MacPaint was developed by Apple Computer and released with the original Macintosh on January 24, 1984. At first MacPaint sold standalone for $195 bundled with its word processor counterpart, MacWrite, which was a revolution in 1984 because it could embed MacPaint generated images in its word processing documents, and images could be pasted into the resource fork of any application via Apple’s ResEdit utility.
MacPaint was developed by Bill Atkinson who was a member of Apple’s original Macintosh development team, and the app was later refined and developed by Claris, the software subsidiary Apple establshed in 1987. The last MacPaint iteration, version 2.0, was released in 1988 and discontinued by Claris in 1998 citing diminishing sales. Perhaps no new development in ten years had something to do with that. However, MacPaint-pioneered functions and conventions live on in just about every bitmap graphics program on all platforms.
The original MacPaint consisted of 5,804 lines of Pascal computer code, augmented by another 2,738 lines of 68000 assembly language.
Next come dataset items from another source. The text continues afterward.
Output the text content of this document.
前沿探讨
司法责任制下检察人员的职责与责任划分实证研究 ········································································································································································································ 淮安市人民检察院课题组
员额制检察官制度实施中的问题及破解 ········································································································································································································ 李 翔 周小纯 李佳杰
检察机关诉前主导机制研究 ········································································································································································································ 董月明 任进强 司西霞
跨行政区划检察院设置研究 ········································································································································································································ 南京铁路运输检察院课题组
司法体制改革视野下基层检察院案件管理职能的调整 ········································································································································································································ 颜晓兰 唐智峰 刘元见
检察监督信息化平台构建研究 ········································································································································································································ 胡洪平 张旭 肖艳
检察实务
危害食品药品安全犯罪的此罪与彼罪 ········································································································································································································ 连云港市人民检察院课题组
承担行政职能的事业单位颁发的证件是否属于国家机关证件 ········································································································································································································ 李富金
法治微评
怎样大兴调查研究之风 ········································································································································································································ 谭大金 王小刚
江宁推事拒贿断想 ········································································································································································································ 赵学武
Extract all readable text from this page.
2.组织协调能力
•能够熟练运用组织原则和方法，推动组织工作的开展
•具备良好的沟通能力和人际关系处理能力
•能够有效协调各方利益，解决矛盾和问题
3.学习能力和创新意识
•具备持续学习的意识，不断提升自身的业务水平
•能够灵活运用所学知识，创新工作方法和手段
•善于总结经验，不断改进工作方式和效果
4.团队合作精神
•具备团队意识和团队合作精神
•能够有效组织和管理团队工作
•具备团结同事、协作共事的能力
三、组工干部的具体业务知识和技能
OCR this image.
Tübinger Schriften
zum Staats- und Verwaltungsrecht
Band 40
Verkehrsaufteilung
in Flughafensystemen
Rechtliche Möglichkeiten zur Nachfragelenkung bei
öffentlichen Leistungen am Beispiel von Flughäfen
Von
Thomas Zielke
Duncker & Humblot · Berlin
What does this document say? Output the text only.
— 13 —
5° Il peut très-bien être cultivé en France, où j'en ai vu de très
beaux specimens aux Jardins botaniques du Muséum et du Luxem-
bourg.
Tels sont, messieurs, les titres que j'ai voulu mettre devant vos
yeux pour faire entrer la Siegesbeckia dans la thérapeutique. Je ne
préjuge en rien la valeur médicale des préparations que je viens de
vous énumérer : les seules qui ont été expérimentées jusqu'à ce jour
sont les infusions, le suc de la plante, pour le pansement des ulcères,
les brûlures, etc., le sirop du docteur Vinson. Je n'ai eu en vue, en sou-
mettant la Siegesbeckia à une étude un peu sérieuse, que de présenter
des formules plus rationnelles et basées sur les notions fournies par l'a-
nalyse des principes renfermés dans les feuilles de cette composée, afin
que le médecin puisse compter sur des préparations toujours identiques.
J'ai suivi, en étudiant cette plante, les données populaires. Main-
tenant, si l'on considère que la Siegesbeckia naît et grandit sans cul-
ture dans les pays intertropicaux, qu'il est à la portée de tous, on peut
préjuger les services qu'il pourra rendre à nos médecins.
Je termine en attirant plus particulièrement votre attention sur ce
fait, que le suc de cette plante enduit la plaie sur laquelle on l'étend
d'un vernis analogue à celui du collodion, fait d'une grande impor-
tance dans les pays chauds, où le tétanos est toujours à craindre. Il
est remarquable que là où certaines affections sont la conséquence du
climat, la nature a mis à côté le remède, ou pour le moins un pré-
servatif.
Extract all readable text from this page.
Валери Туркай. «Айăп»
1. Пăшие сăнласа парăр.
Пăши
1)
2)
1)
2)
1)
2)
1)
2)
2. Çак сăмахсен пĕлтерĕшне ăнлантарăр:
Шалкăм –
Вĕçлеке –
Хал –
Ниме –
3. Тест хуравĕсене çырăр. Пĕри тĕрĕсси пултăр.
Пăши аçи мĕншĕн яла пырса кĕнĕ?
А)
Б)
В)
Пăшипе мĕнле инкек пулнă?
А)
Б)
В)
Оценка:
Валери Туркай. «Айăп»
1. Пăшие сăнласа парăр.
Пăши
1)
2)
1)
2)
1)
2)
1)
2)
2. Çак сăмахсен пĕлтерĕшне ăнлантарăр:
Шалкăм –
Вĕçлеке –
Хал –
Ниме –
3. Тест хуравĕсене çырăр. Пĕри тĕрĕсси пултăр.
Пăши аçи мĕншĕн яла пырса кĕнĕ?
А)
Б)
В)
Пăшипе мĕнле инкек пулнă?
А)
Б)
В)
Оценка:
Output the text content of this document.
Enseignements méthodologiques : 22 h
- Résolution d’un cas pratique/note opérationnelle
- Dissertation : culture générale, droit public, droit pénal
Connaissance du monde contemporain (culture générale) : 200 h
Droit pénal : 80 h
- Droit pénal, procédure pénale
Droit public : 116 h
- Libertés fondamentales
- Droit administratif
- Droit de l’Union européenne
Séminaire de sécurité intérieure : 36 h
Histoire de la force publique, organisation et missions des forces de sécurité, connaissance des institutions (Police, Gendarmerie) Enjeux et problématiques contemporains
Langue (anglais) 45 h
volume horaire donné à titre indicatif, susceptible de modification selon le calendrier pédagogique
The program’s user interface was designed by Susan Kare, who was also a member of the original Macintosh team, and designer of the original Mac OS iconography.
Cloudpaint’s Web-based reproduction of MacPaint works fine, although it would help to have a big screen monitor, and keyboard shortcuts aren’t supported, so you’re stuck with menu based commands.
You can also use Cloud MacPaint on an iPad or even an iPhone, but personally I found painting with a touchscreen pretty hopeless, and I don’t have large fingers. You really need a mouse or other conventional pointing device to make it work.